History suggests that political parties rarely die outright. More often, they drift toward irrelevance by clinging too tightly to old battles or failing to speak to new constituencies and new concerns. The Democrats of the 1870s only revived once they stopped re-litigating emancipation and Reconstruction, addressed farmers, workers and immigrants squeezed by industrial capitalism, and showed the dexterity to exploit Republican scandals and overreach. Republicans after 1932 lingered in the wilderness until Nixon and then Reagan learned the same lesson — accept the enduring legacies of the New Deal, but reorient the party around fresh anxieties over crime, inflation and cultural unrest, while capitalizing on Democratic disarray in the 1970s.

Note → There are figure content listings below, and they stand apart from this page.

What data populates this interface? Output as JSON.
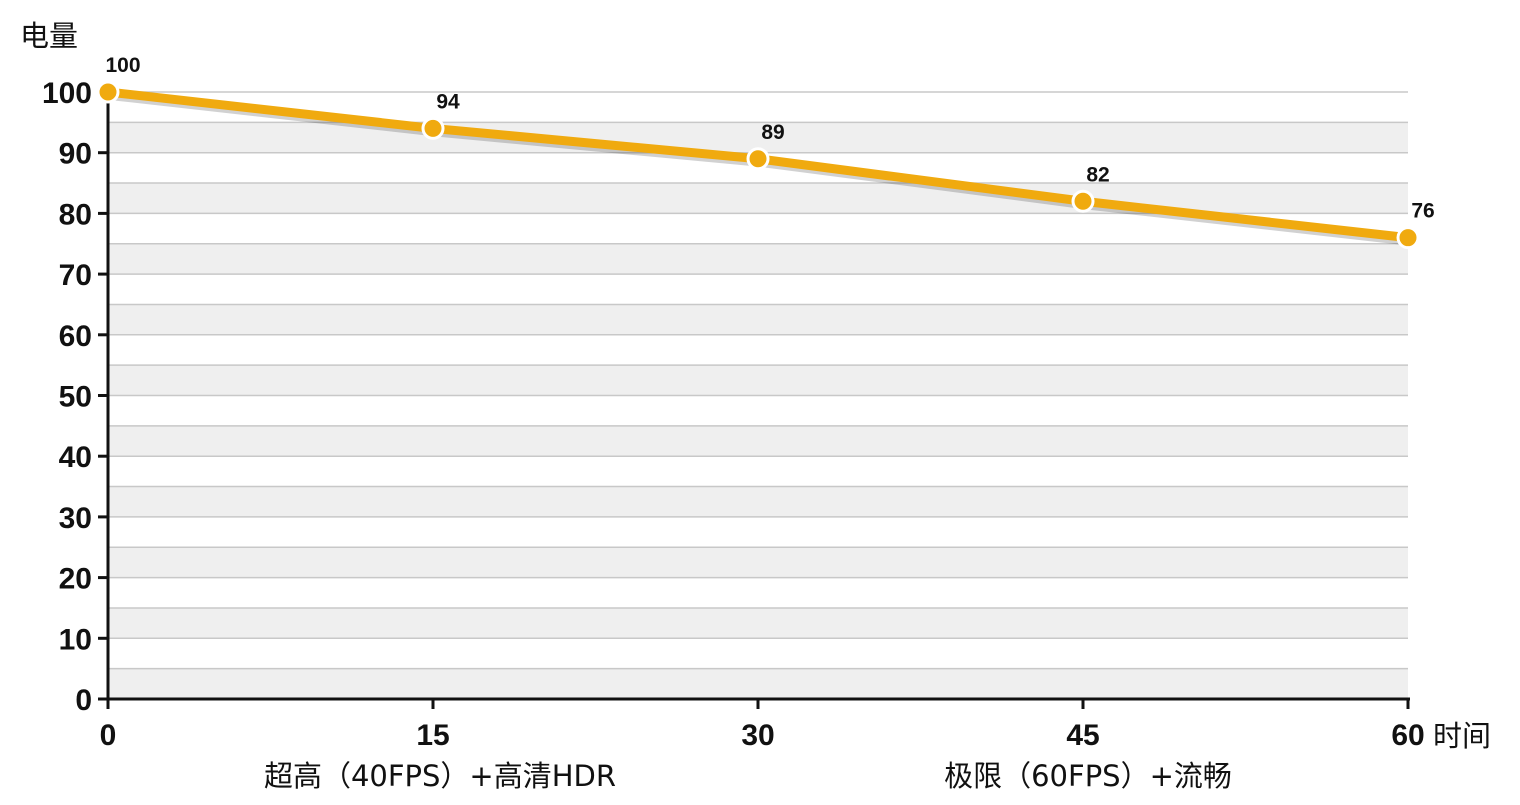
{
  "chart_data": {
    "type": "line",
    "ylabel": "电量",
    "xlabel": "时间",
    "x": [
      0,
      15,
      30,
      45,
      60
    ],
    "xticks": [
      "0",
      "15",
      "30",
      "45",
      "60"
    ],
    "yticks": [
      "0",
      "10",
      "20",
      "30",
      "40",
      "50",
      "60",
      "70",
      "80",
      "90",
      "100"
    ],
    "xlim": [
      0,
      60
    ],
    "ylim": [
      0,
      100
    ],
    "grid": true,
    "series": [
      {
        "values": [
          100,
          94,
          89,
          82,
          76
        ],
        "color": "#f0aa0f"
      }
    ],
    "data_labels": [
      "100",
      "94",
      "89",
      "82",
      "76"
    ],
    "annotations": [
      "超高（40FPS）+高清HDR",
      "极限（60FPS）+流畅"
    ]
  },
  "colors": {
    "line": "#f0aa0f",
    "band": "#efefef",
    "grid": "#c8c8c8",
    "axis": "#111111"
  }
}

The question now is whether Democrats in the 2020s can muster a comparable reinvention. Polls point to an exhausted brand, distrusted even by voters who dislike the GOP. Their challenge is not unprecedented, but it is urgent: adapt quickly to the politics of this moment — economic dislocation, technological disruption, demographic churn — or risk becoming a permanent minority. The history is clear enough. Parties that fail to change do not simply lose elections. They forfeit their claim to relevance.
That doesn’t mean abandoning core commitments like restoring abortion rights or strengthening Obamacare. But it does mean looking around the corner — reckoning with the destabilizing force of AI and automation in people’s lives and livelihoods, adjusting to demographic shifts that are reshaping the electorate and capitalizing on the majority party’s corruption or perceived ineffectiveness, just as Democrats in the 1870s and Republicans in the 1970s once did. Parties that endure don’t simply defend yesterday’s victories; they anticipate tomorrow’s battles.